Trump’s numbers trend higher as more Republicans pile into presidential race

by Alex Caldwell

Photo: Alamy

As the 2024 campaign season continues to heat up, President Donald Trump’s chances of taking back the White House have continued to skyrocket.

While more presidential candidates continue to pile into the crowd of Republicans, Trump’s lead has only moved up, with his poll numbers rising more than 20 points over his closest primary opponent since January.

A new poll from Harvard-Harris found that the 45th president led a field of eight primary opponents with 58 percent, and Florida Gov. Ron DeSantis, who is expected to announce his candidacy on Wednesday, placed in second with 16 percent.

Nine percent of respondents were undecided, while 21 percent supported a candidate besides Trump or DeSantis.

A May poll from Morning Consult also reported figures similar to Harvard-Harris, giving Trump 58 percent support to the governor’s second-place finish with 20 percent.

Former Vice President Mike Pence carried six percent, while both former U.N. Ambassador Nikki Haley and businessman Vivek Ramaswamy tied with four percent.

Sen. Tim Scott, R-S.C., who announced his campaign on Monday, tied for fifth with former Rep. Liz Cheney, R-Wyo., with only two percent, while Gov.
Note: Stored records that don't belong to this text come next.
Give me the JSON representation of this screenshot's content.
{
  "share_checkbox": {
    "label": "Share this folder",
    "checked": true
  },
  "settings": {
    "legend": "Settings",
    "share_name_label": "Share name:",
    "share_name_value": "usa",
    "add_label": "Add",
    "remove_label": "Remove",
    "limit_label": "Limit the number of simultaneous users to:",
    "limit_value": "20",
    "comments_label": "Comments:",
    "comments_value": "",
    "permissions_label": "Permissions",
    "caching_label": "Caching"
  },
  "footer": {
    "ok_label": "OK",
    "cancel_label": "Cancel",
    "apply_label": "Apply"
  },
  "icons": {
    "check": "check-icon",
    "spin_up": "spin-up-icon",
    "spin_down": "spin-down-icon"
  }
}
Greg Abbott, R-Texas, carried one percent.

In the rustbelt states, which helped deliver Trump his historic victory over Hillary Clinton in 2016, the 45th president held a seven-point lead over Biden in Iowa, Michigan, Minnesota, Ohio, Pennsylvania, and Wisconsin (45 to 38 percent).

Meanwhile, DeSantis lost the rustbelt to Biden by four points (38 percent to 34 percent), according to the poll Trump had posted to his account on Truth Social.
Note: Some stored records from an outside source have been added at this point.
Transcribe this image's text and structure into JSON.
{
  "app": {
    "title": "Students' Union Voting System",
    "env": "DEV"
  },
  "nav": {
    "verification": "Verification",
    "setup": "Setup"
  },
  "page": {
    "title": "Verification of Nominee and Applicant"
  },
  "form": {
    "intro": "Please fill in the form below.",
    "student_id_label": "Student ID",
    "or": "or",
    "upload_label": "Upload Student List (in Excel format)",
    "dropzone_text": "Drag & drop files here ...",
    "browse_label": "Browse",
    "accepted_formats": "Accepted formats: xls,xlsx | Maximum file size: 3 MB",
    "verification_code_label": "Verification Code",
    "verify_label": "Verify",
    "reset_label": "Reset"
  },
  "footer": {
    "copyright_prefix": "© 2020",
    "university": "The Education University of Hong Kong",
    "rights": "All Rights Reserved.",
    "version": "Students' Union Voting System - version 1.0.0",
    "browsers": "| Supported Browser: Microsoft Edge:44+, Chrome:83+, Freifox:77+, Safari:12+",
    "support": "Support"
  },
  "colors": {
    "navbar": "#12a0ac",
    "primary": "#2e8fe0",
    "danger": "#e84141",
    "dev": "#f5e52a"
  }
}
Although a lot can happen before the Iowa caucuses next year, Trump’s upward polling trends appear to be too much for DeSantis to overcome. Trump has averaged a six percent gain in support each month since January, according to polling data from Harvard-Harris, while DeSantis has lost an average of four percent each month.

Furthermore, if DeSantis’s numbers in the rustbelt remain where they are currently and he loses Pennsylvania, Michigan, Wisconsin, and Minnesota, he would need to win every other swing state and more to defeat Biden in 2024.

In order to win, DeSantis would need to hold each state that Trump carried in 2020, flip Arizona, Georgia, and Nevada, and then pick off a blue state like Maine, New Hampshire, or Virginia, or Biden will remain in power.

For Trump, if he held all of the states he won in 2020, he could lose all of the sunbelt states and still win the election if he won three of the four states of Michigan, Minnesota, Pennsylvania, or Wisconsin. If Trump lost two of the rustbelt states, he could pick up just one sunbelt state in order to win the Electoral College.